Linear maps on k^I, and homomorphic images of infinite direct product algebras

TL;DR

This paper investigates the structure of linear maps on infinite product spaces over an infinite field and shows that under certain size constraints, homomorphisms from infinite product algebras essentially factor through finitely many components, with specific implications for Lie algebras.

Contribution

It establishes conditions under which kernels of linear maps contain elements with finitely many nonzero components and demonstrates that homomorphisms from infinite product algebras factor through finitely many factors under size constraints.

Findings

Kernels of linear maps contain elements with finitely many nonzero components.

Homomorphisms from infinite product algebras factor through finitely many factors.
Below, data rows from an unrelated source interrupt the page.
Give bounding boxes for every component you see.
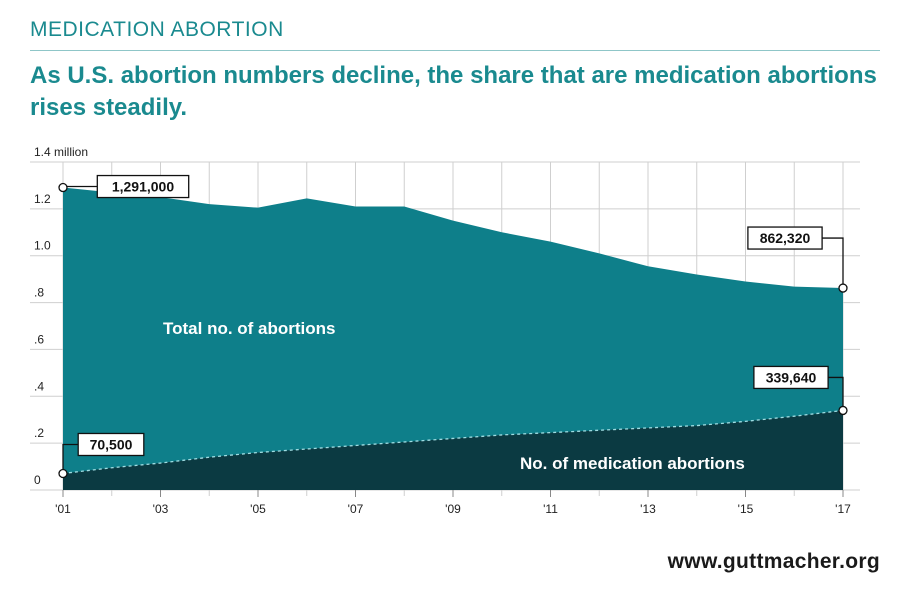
callout-label: 70,500 [90, 436, 133, 452]
callout-marker [58, 468, 68, 479]
area-medication-abortions [63, 410, 843, 490]
callouts: 1,291,000 862,320 70,500 339,640 [58, 174, 848, 479]
callout-label: 1,291,000 [112, 179, 174, 195]
callout-box [77, 432, 145, 457]
callout-label: 339,640 [766, 369, 817, 385]
y-tick-label: 0 [34, 473, 41, 487]
callout-box [753, 365, 829, 390]
callout-label: 862,320 [760, 230, 811, 246]
chart-areas [62, 187, 844, 490]
medication-top-line [62, 409, 844, 475]
chart-kicker: MEDICATION ABORTION [30, 18, 284, 41]
y-axis-ticks: 0 .2 .4 .6 .8 1.0 1.2 1.4 million [34, 145, 88, 487]
callout-box [747, 226, 823, 250]
x-axis-ticks: '01 '03 '05 '07 '09 '11 '13 '15 '17 [55, 490, 851, 516]
x-tick-label: '01 [55, 502, 71, 516]
x-tick-label: '15 [738, 502, 754, 516]
y-tick-label: 1.0 [34, 239, 51, 253]
callout-box [96, 174, 190, 199]
x-tick-label: '11 [543, 502, 558, 516]
source-url: www.guttmacher.org [667, 550, 880, 573]
x-tick-label: '17 [835, 502, 851, 516]
y-tick-label: 1.4 million [34, 145, 88, 159]
x-tick-label: '09 [445, 502, 461, 516]
callout: 70,500 [58, 432, 145, 479]
callout-marker [838, 283, 848, 293]
y-tick-label: .6 [34, 332, 44, 346]
callout-marker [838, 405, 848, 416]
x-tick-label: '05 [250, 502, 266, 516]
series-label-medication: No. of medication abortions [520, 454, 745, 473]
x-tick-label: '03 [153, 502, 169, 516]
y-tick-label: .2 [34, 426, 44, 440]
area-total-abortions [63, 187, 843, 490]
callout: 339,640 [753, 365, 848, 416]
header-divider [30, 50, 880, 51]
chart-headline: As U.S. abortion numbers decline, the sh… [30, 62, 877, 121]
x-tick-label: '13 [640, 502, 656, 516]
callout: 1,291,000 [58, 174, 190, 199]
y-tick-label: .4 [34, 379, 44, 393]
series-label-total: Total no. of abortions [163, 319, 336, 338]
y-tick-label: .8 [34, 286, 44, 300]
x-tick-label: '07 [348, 502, 364, 516]
callout-marker [58, 182, 68, 193]
callout: 862,320 [747, 226, 848, 293]
y-tick-label: 1.2 [34, 192, 51, 206]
Results have specific implications for Lie algebras.

Abstract

Let k be an infinite field, I an infinite set, V a k-vector-space, and g:k^I\to V a k-linear map. It is shown that if dim_k(V) is not too large (under various hypotheses on card(k) and card(I), if it is finite, respectively countable, respectively < card(k)), then ker(g) must contain elements (u_i)_{i\in I} with all but finitely many components u_i nonzero. These results are used to prove that any homomorphism from a direct product \prod_I A_i of not-necessarily-associative algebras A_i onto an algebra B, where dim_k(B) is not too large (in the same senses) must factor through the projection of \prod_I A_i onto the product of finitely many of the A_i, modulo a map into the subalgebra \{b\in B | bB=Bb=\{0\}\}\subseteq B. Detailed consequences are noted in the case where the A_i are Lie algebras.